Convert a 4 byte data to int in C

I need to convert 4 byte data which is in below format to a original int value . I cannot change the below assignment of int to 4 bytes.
int main() {
//code
int num = 1000;
char a[4];
a[0] = ( char )(num>>24) ;
a[1] = ( char )(num>>16) ;
a[2] = ( char )(num>>8) ;
a[3] = ( char )num ;
printf("Original number is:%d\n", (a[0] << 24 | a[1] << 16 | a[2] << 8 | a[3] ) );
return 0;
}
I was expecting output to be 1000, but output is 768. How do we restore the original number from above byte array ?Is this an endianess issue ?
a[0] = ( char )(num>>24) ;
That works “okay” in this example. However, in situations where num is negative, the result is implementation-defined (C 2018 6.5.7 5).
In the remaining assignments to a[1], a[2], and a[3], values that may exceed the range of char will be converted to char automatically. If char is signed, the results of these conversions are implementation-defined or a signal is raised (6.3.1.3 3). So that is a problem we will have to fix, below.
First, for num = 1000, let’s suppose that −24 is stored in a[3]. This is the result we would get by taking the low eight bits of 1000 and putting them in an eight-bit two’s complement char, which is likely what your implementation uses. Then, we have a[0] = 0, a[1] = 0, a[2] = 3, and a[3] = −24.
Now let’s consider a[0] << 24 | a[1] << 16 | a[2] << 8 | a[3].
a[0] << 24 and a[1] << 16 both yield 0. a[2] << 8 is 3 << 8, which produces 768, or 300 in hexadecimal. a[3] is −24. While a[3] is a char, it is promoted to an int when used in an expression (6.3.1.1 2). Still assuming your C implementation uses two’s complement, the binary for −24 is 11111111111111111111111111101000, or ffffffe8 in hexadecimal.
When we bitwise OR 300 and ffffffe8, the result is ffffffe8, which, in a 32-bit two’s complement int, is −24.
The easiest way to fix this is to change char a[4]; to unsigned char a[4];. That avoids any negative char values.
However, to make your code completely work for any value of int (assuming it is four bytes and two’s complement), we need to make some other changes:
unsigned char a[4];
/* Convert the signed num to unsigned before shifting.
Shifts of unsigned values are better defined than shifts
of signed values.
*/
a[0] = (unsigned) num >> 24;
a[1] = (unsigned) num >> 16;
a[2] = (unsigned) num >> 8;
a[3] = (unsigned) num;
/* The cast in the last assignment is not really needed since
we are assigning to an unsigned char, and it will be converted
as desired, but we keep it for uniformity.
*/
// Reconstruct the value using all unsigned values.
unsigned u = (unsigned) a[0] << 24 | (unsigned) a[1] << 16 | (unsigned) a[2] << 8 | a[3];
/* Copy the bits into an int. (Include <string.h> to get memcpy.)
Note: It is easy to go from signed to unsigned because the C standard
completely defines that conversion.

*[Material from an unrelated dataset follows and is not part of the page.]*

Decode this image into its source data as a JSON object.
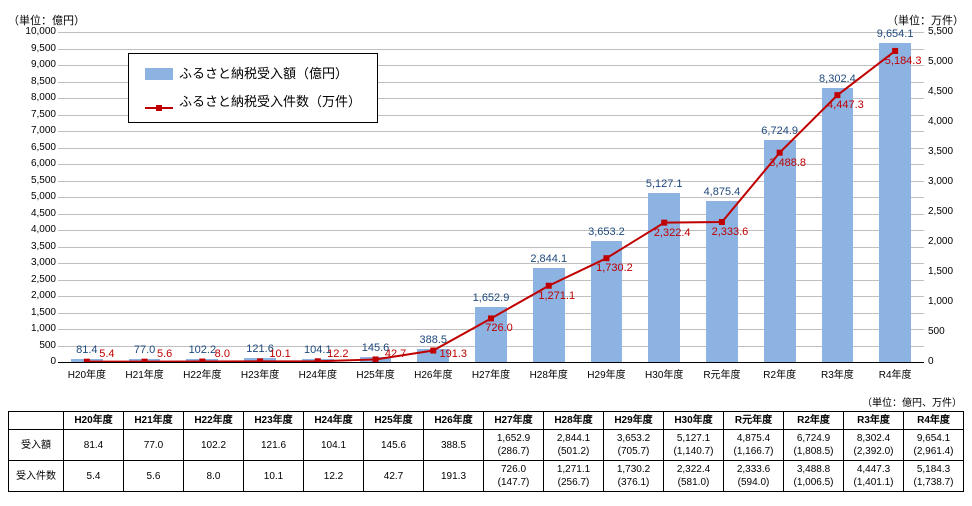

For unsigned to signed, the
conversion is not completely defined, so we have to use some indirect
method to get the bits into an int.
*/
int i;
memcpy(&i, &u, sizeof i);
printf("Original number: %d.\n", i);
We need to use an unsigned value to reconstruct the bits because C’s shift operators are not well defined for signed values, especially when we want to shift a bit into the sign bit. Once we have the bits in the unsigned object, we can copy them into an int.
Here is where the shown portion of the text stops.